You can only stand them for so long

And then the hours lose their fun

Or do I speak for myself

When I say I’m suffocating?

Enough is enough

Right now I’m relocating

Where is the breathable air

In this space I’m occupying?

Enough is enough

Right now I’m relocating

Do I speak for myself

When I say I’m suffocating?

Enough is enough

Right now I’m relocating

Where is the breathable air

In this space I’m occupying?

Enough is enough

Right now I’m relocating

 

 

© 2011 singinthebreeze.wordpress.com

Distant Friends

so these last few days have been meaningful.

we have soaked our skin with laughter.

and the sunlight and the ocean have been good to us.

we have flirted with the rooftops of the seaside.

and only you and i know exactly what i’m meaning.

too much sightseeing may have killed us but we’re living

to do a little more a lot of fun over the weekend.

but now to say goodbye in the ‘morrow.

could be a year or even more ’til next i see you.

right off we clicked yes we knew what we were doing.

all the secrets that we spilled like our coladas.

because we knew we would hold to our promises.

but being alone on an island could be the death of me.

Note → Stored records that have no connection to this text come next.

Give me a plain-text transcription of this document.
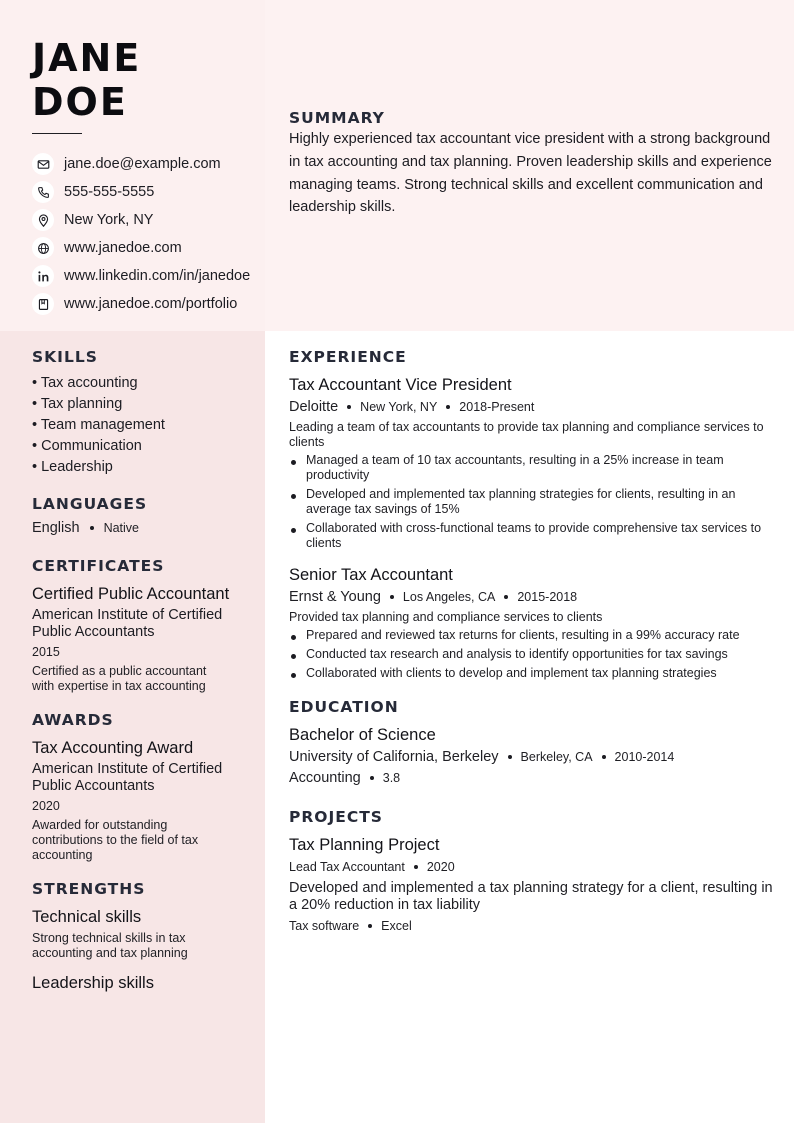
JANE
DOE
jane.doe@example.com
555-555-5555
New York, NY
www.janedoe.com
www.linkedin.com/in/janedoe
www.janedoe.com/portfolio
SUMMARY

Highly experienced tax accountant vice president with a strong background in tax accounting and tax planning. Proven leadership skills and experience managing teams. Strong technical skills and excellent communication and leadership skills.

SKILLS
• Tax accounting
• Tax planning
• Team management
• Communication
• Leadership
LANGUAGES
English Native
CERTIFICATES
Certified Public Accountant
American Institute of Certified Public Accountants
2015
Certified as a public accountant with expertise in tax accounting
AWARDS
Tax Accounting Award
American Institute of Certified Public Accountants
2020
Awarded for outstanding contributions to the field of tax accounting
STRENGTHS
Technical skills
Strong technical skills in tax accounting and tax planning
Leadership skills
EXPERIENCE
Tax Accountant Vice President
Deloitte New York, NY 2018-Present
Leading a team of tax accountants to provide tax planning and compliance services to clients
Managed a team of 10 tax accountants, resulting in a 25% increase in team productivity
Developed and implemented tax planning strategies for clients, resulting in an average tax savings of 15%
Collaborated with cross-functional teams to provide comprehensive tax services to clients
Senior Tax Accountant
Ernst & Young Los Angeles, CA 2015-2018
Provided tax planning and compliance services to clients
Prepared and reviewed tax returns for clients, resulting in a 99% accuracy rate
Conducted tax research and analysis to identify opportunities for tax savings
Collaborated with clients to develop and implement tax planning strategies
EDUCATION
Bachelor of Science
University of California, Berkeley Berkeley, CA 2010-2014
Accounting 3.8
PROJECTS
Tax Planning Project
Lead Tax Accountant 2020
Developed and implemented a tax planning strategy for a client, resulting in a 20% reduction in tax liability
Tax software Excel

and i am so sorry to see you leaving.

😦

 

 

© 2011 singinthebreeze.wordpress.com

It’s Really, Really Cold Here!

Yes, yes, I know. Earlier I said is was sinfully hot (but in different words), but now, I’m wearing socks, sweats, and jackets to bed. It is FREEZING! And the rain, oh, all this rain! I love it! Haha! I am full of contradictions! But so is the weather, and so is life. If you can’t beat ’em, join ’em, right?